Most articles on this theme are written in the year of 2015.Few(if not none) in this year(2017).Seems much has been changed since then.
Here is the main steps.
- Download and install Hbase 0.98.8-hadoop2,and start it.
- Download nutch 2.3.1 source and build with Hbase store
- Download solr 6.6.0 and create a core named nutch.Using the schema file provided in nutch installation file.(Some modification needed,See below),and start it.

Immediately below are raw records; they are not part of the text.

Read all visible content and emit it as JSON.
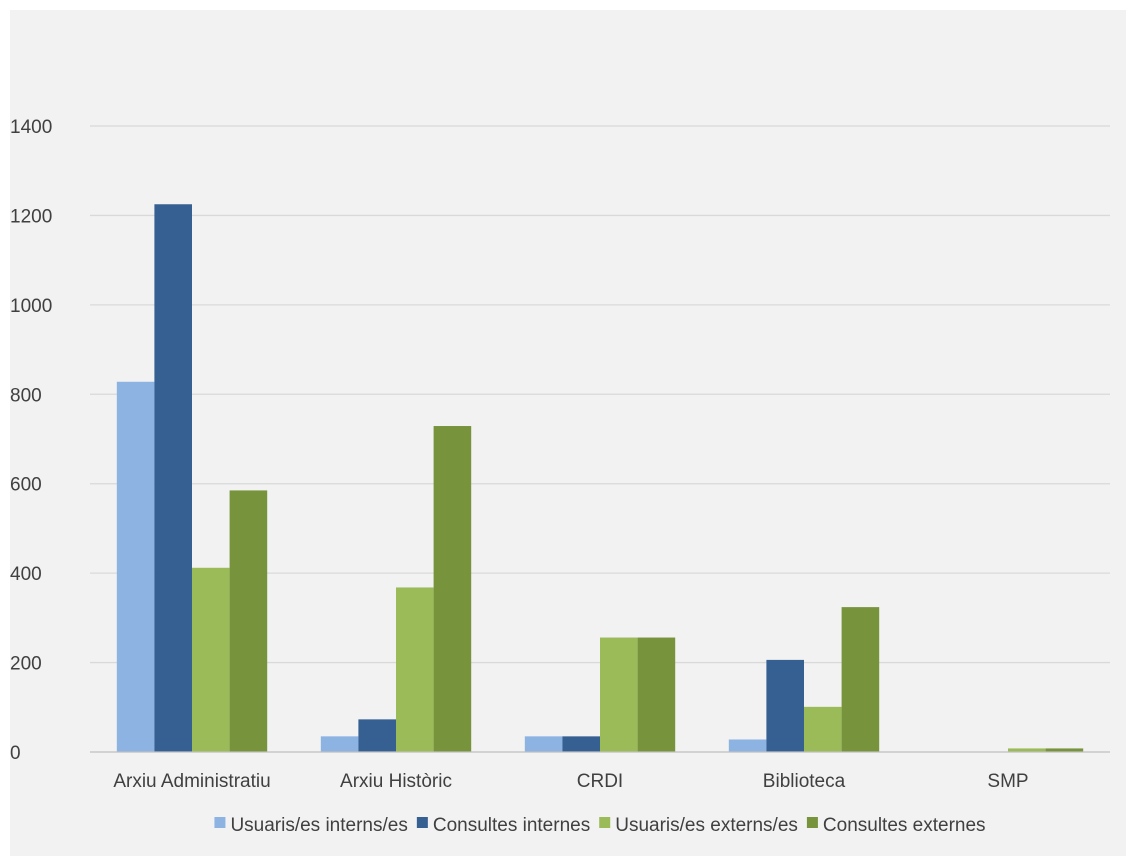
{
  "chart_data": {
    "type": "bar",
    "categories": [
      "Arxiu Administratiu",
      "Arxiu Històric",
      "CRDI",
      "Biblioteca",
      "SMP"
    ],
    "series": [
      {
        "name": "Usuaris/es interns/es",
        "values": [
          828,
          35,
          35,
          28,
          0
        ],
        "color": "#8db3e2"
      },
      {
        "name": "Consultes internes",
        "values": [
          1225,
          73,
          35,
          206,
          0
        ],
        "color": "#366092"
      },
      {
        "name": "Usuaris/es externs/es",
        "values": [
          412,
          368,
          256,
          101,
          8
        ],
        "color": "#9bbb59"
      },
      {
        "name": "Consultes externes",
        "values": [
          585,
          729,
          256,
          324,
          8
        ],
        "color": "#77933c"
      }
    ],
    "ylim": [
      0,
      1400
    ],
    "yticks": [
      0,
      200,
      400,
      600,
      800,
      1000,
      1200,
      1400
    ],
    "grid": true,
    "legend_position": "bottom",
    "title": "",
    "xlabel": "",
    "ylabel": ""
  },
  "colors": {
    "background": "#f2f2f2",
    "gridline": "#d9d9d9",
    "axis": "#bfbfbf",
    "text": "#404040"
  }
}
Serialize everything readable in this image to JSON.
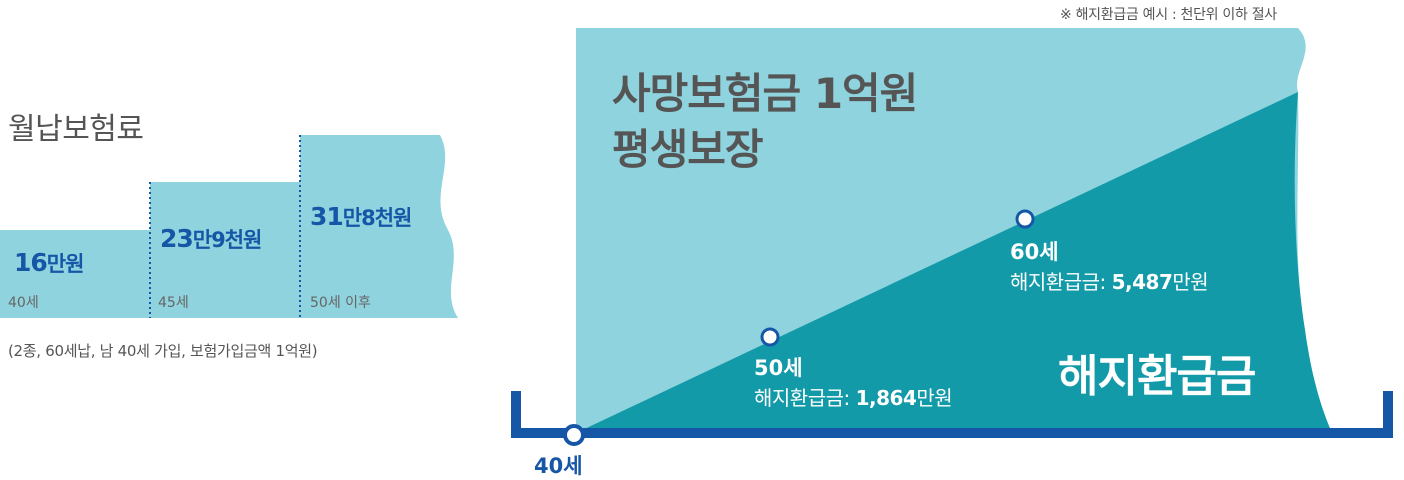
{
  "premium": {
    "title": "월납보험료",
    "steps": [
      {
        "amount_number": "16",
        "amount_unit": "만원",
        "age": "40세"
      },
      {
        "amount_number": "23",
        "amount_unit": "만9천원",
        "age": "45세"
      },
      {
        "amount_number": "31",
        "amount_unit": "만8천원",
        "age": "50세 이후"
      }
    ],
    "note": "(2종, 60세납, 남 40세 가입, 보험가입금액 1억원)"
  },
  "benefit": {
    "note": "※ 해지환급금 예시 : 천단위 이하 절사",
    "death_title_line1": "사망보험금 1억원",
    "death_title_line2": "평생보장",
    "milestones": [
      {
        "age": "50세",
        "refund_prefix": "해지환급금: ",
        "refund_value": "1,864",
        "refund_unit": "만원"
      },
      {
        "age": "60세",
        "refund_prefix": "해지환급금: ",
        "refund_value": "5,487",
        "refund_unit": "만원"
      }
    ],
    "refund_label": "해지환급금",
    "start_age": "40세"
  },
  "colors": {
    "light_teal": "#8fd3de",
    "dark_teal": "#129aa8",
    "navy": "#1557a6"
  }
}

Besides the editing suggested by the stackoverflow thread in Reference 1,deletion of the “defaultSearchField” and “defaultOperator” line in the schema.xml is also needed(These are not supported anymore in lucene 6.6.0). - Crawl starting some seed urls using the following command
bin/crawl /opt/apache-nutch-2.3.1/urls/seed.txt TestCrawl http://localhost:8983/solr/nutch 2
Note:The Nutch 2.X Tutorial(Reference 2) is also a bit outdated,and is ending with the invalid “nutch readdb”(samples of valid command :nutch readdb -crawId TestCrawl -url http://nutch.apache.org/ or nutch readdb -crawId TestCrawl -stats) command,without any crawling!
References:
- https://stackoverflow.com/questions/38525848/solr-6-and-nutch-2-3-1-integration
- https://wiki.apache.org/nutch/Nutch2Tutorial